Como muitos dos discursos de Biden, esse parecia melhor no papel do que como espetáculo político. Apesar dos argumentos poderem ser comparados com as declarações presidenciais clássicas do passado, o discurso dele não teve nenhuma cadência inspiradora, por exemplo, da promessa do presidente John F. Kennedy de que os Estados Unidos “pagaria qualquer preço, suportaria qualquer fardo” para garantir a sobrevivência da liberdade no estrangeiro.
Os frequentes tropeços verbais de Biden, uma tosse incômoda e os olhos contraídos pela idade, significaram que estava longe de ser um apelo estimulante – e apenas alimentarão o debate sobre se ele conseguiria cumprir os deveres de um possível segundo mandato, que começaria quando ele tivesse com 82 anos.
Como o presidente Harry S. Truman, as viagens de Biden ao púlpito são marcadas mais pela simples truculência do que pela eloquência linguística.

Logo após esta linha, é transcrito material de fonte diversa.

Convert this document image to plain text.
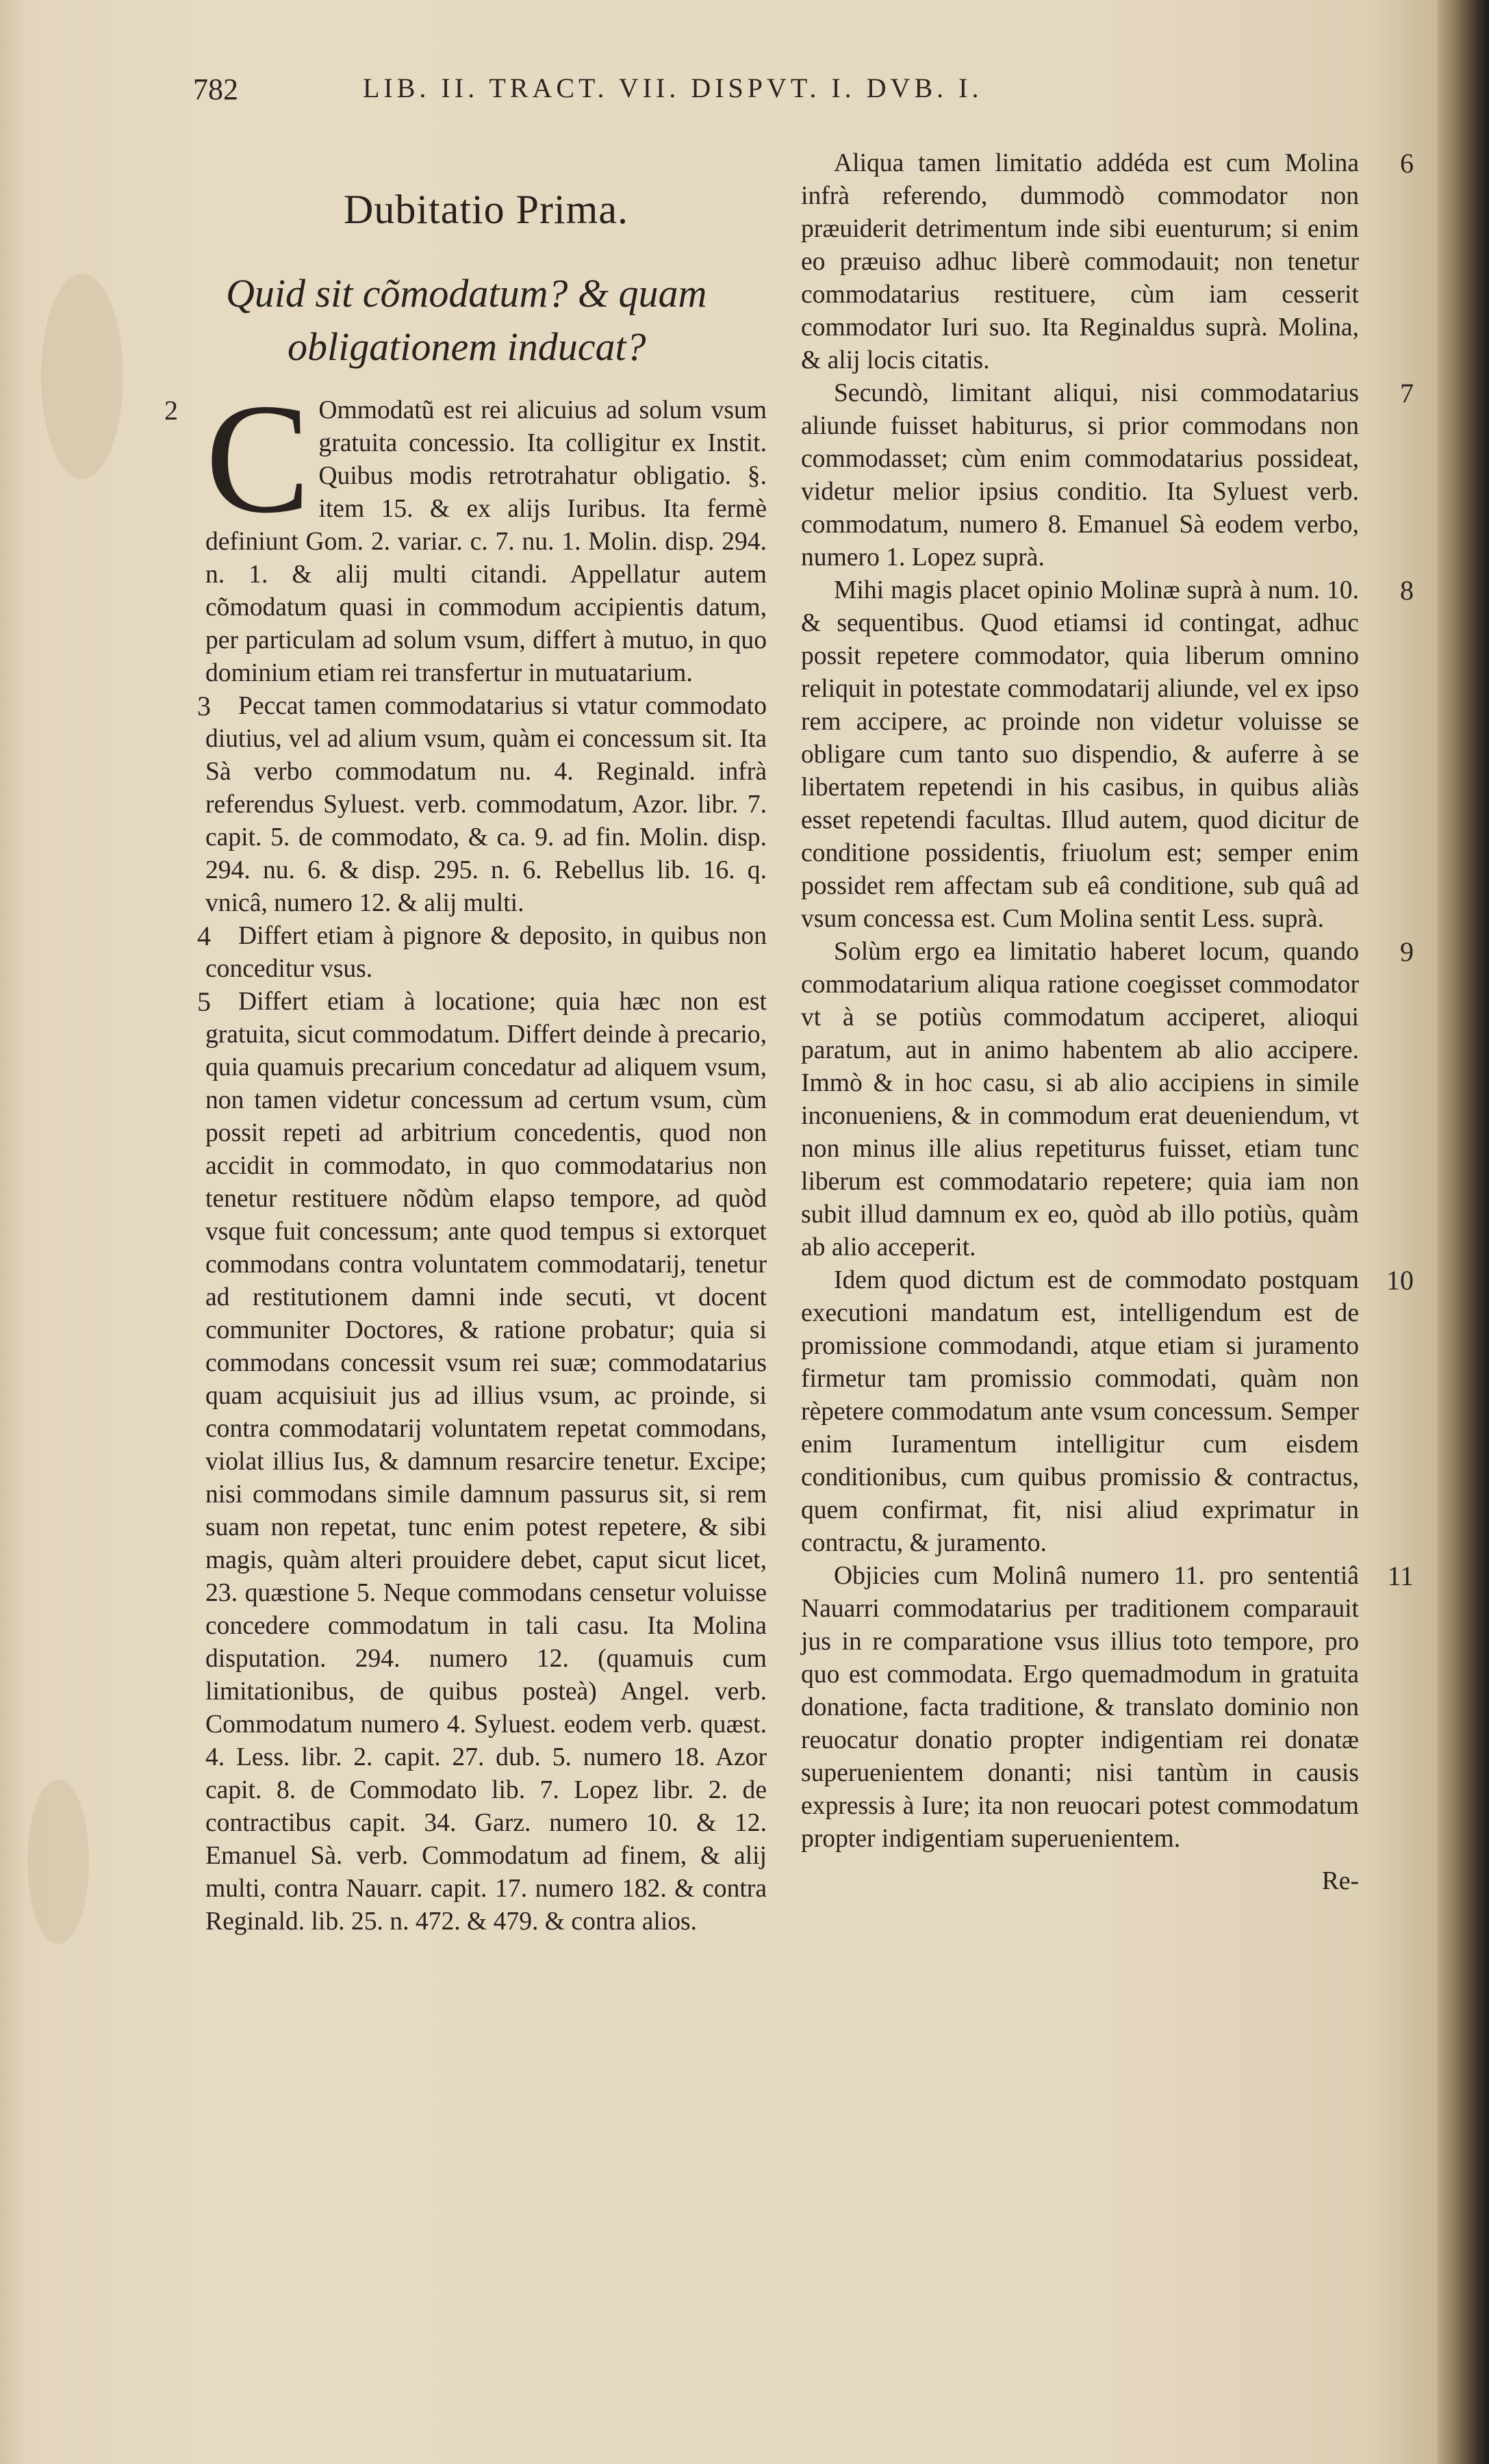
782	LIB. II. TRACT. VII. DISPVT. I. DVB. I.
Dubitatio Prima.
Quid sit cõmodatum? & quam
obligationem inducat?

2 C Ommodatũ est rei alicuius ad solum vsum gratuita concessio. Ita colligitur ex Instit. Quibus modis retrotrahatur obligatio. §. item 15. & ex alijs Iuribus. Ita fermè definiunt Gom. 2. variar. c. 7. nu. 1. Molin. disp. 294. n. 1. & alij multi citandi. Appellatur autem cõmodatum quasi in commodum accipientis datum, per particulam ad solum vsum, differt à mutuo, in quo dominium etiam rei transfertur in mutuatarium.

3 Peccat tamen commodatarius si vtatur commodato diutius, vel ad alium vsum, quàm ei concessum sit. Ita Sà verbo commodatum nu. 4. Reginald. infrà referendus Syluest. verb. commodatum, Azor. libr. 7. capit. 5. de commodato, & ca. 9. ad fin. Molin. disp. 294. nu. 6. & disp. 295. n. 6. Rebellus lib. 16. q. vnicâ, numero 12. & alij multi.

4 Differt etiam à pignore & deposito, in quibus non conceditur vsus.

5 Differt etiam à locatione; quia hæc non est gratuita, sicut commodatum. Differt deinde à precario, quia quamuis precarium concedatur ad aliquem vsum, non tamen videtur concessum ad certum vsum, cùm possit repeti ad arbitrium concedentis, quod non accidit in commodato, in quo commodatarius non tenetur restituere nõdùm elapso tempore, ad quòd vsque fuit concessum; ante quod tempus si extorquet commodans contra voluntatem commodatarij, tenetur ad restitutionem damni inde secuti, vt docent communiter Doctores, & ratione probatur; quia si commodans concessit vsum rei suæ; commodatarius quam acquisiuit jus ad illius vsum, ac proinde, si contra commodatarij voluntatem repetat commodans, violat illius Ius, & damnum resarcire tenetur. Excipe; nisi commodans simile damnum passurus sit, si rem suam non repetat, tunc enim potest repetere, & sibi magis, quàm alteri prouidere debet, caput sicut licet, 23. quæstione 5. Neque commodans censetur voluisse concedere commodatum in tali casu. Ita Molina disputation. 294. numero 12. (quamuis cum limitationibus, de quibus posteà) Angel. verb. Commodatum numero 4. Syluest. eodem verb. quæst. 4. Less. libr. 2. capit. 27. dub. 5. numero 18. Azor capit. 8. de Commodato lib. 7. Lopez libr. 2. de contractibus capit. 34. Garz. numero 10. & 12. Emanuel Sà. verb. Commodatum ad finem, & alij multi, contra Nauarr. capit. 17. numero 182. & contra Reginald. lib. 25. n. 472. & 479. & contra alios.

6
Aliqua tamen limitatio addéda est cum Molina infrà referendo, dummodò commodator non præuiderit detrimentum inde sibi euenturum; si enim eo præuiso adhuc liberè commodauit; non tenetur commodatarius restituere, cùm iam cesserit commodator Iuri suo. Ita Reginaldus suprà. Molina, & alij locis citatis.

7
Secundò, limitant aliqui, nisi commodatarius aliunde fuisset habiturus, si prior commodans non commodasset; cùm enim commodatarius possideat, videtur melior ipsius conditio. Ita Syluest verb. commodatum, numero 8. Emanuel Sà eodem verbo, numero 1. Lopez suprà.

8
Mihi magis placet opinio Molinæ suprà à num. 10. & sequentibus. Quod etiamsi id contingat, adhuc possit repetere commodator, quia liberum omnino reliquit in potestate commodatarij aliunde, vel ex ipso rem accipere, ac proinde non videtur voluisse se obligare cum tanto suo dispendio, & auferre à se libertatem repetendi in his casibus, in quibus aliàs esset repetendi facultas. Illud autem, quod dicitur de conditione possidentis, friuolum est; semper enim possidet rem affectam sub eâ conditione, sub quâ ad vsum concessa est. Cum Molina sentit Less. suprà.

9
Solùm ergo ea limitatio haberet locum, quando commodatarium aliqua ratione coegisset commodator vt à se potiùs commodatum acciperet, alioqui paratum, aut in animo habentem ab alio accipere. Immò & in hoc casu, si ab alio accipiens in simile inconueniens, & in commodum erat deueniendum, vt non minus ille alius repetiturus fuisset, etiam tunc liberum est commodatario repetere; quia iam non subit illud damnum ex eo, quòd ab illo potiùs, quàm ab alio acceperit.

10
Idem quod dictum est de commodato postquam executioni mandatum est, intelligendum est de promissione commodandi, atque etiam si juramento firmetur tam promissio commodati, quàm non rèpetere commodatum ante vsum concessum. Semper enim Iuramentum intelligitur cum eisdem conditionibus, cum quibus promissio & contractus, quem confirmat, fit, nisi aliud exprimatur in contractu, & juramento.

11
Objicies cum Molinâ numero 11. pro sententiâ Nauarri commodatarius per traditionem comparauit jus in re comparatione vsus illius toto tempore, pro quo est commodata. Ergo quemadmodum in gratuita donatione, facta traditione, & translato dominio non reuocatur donatio propter indigentiam rei donatæ superuenientem donanti; nisi tantùm in causis expressis à Iure; ita non reuocari potest commodatum propter indigentiam superuenientem.

Re-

Mas, ainda havia a sensação de um presidente que confiava no país em um momento de perigo nacional.
Os próximos meses dirão se um número suficiente de norte-americanos está preparado para ouvir um presidente cujos baixos índices de aprovação refletem os esforços para cumprir a promessa de 2020 de restaurar a normalidade e a estabilidade global.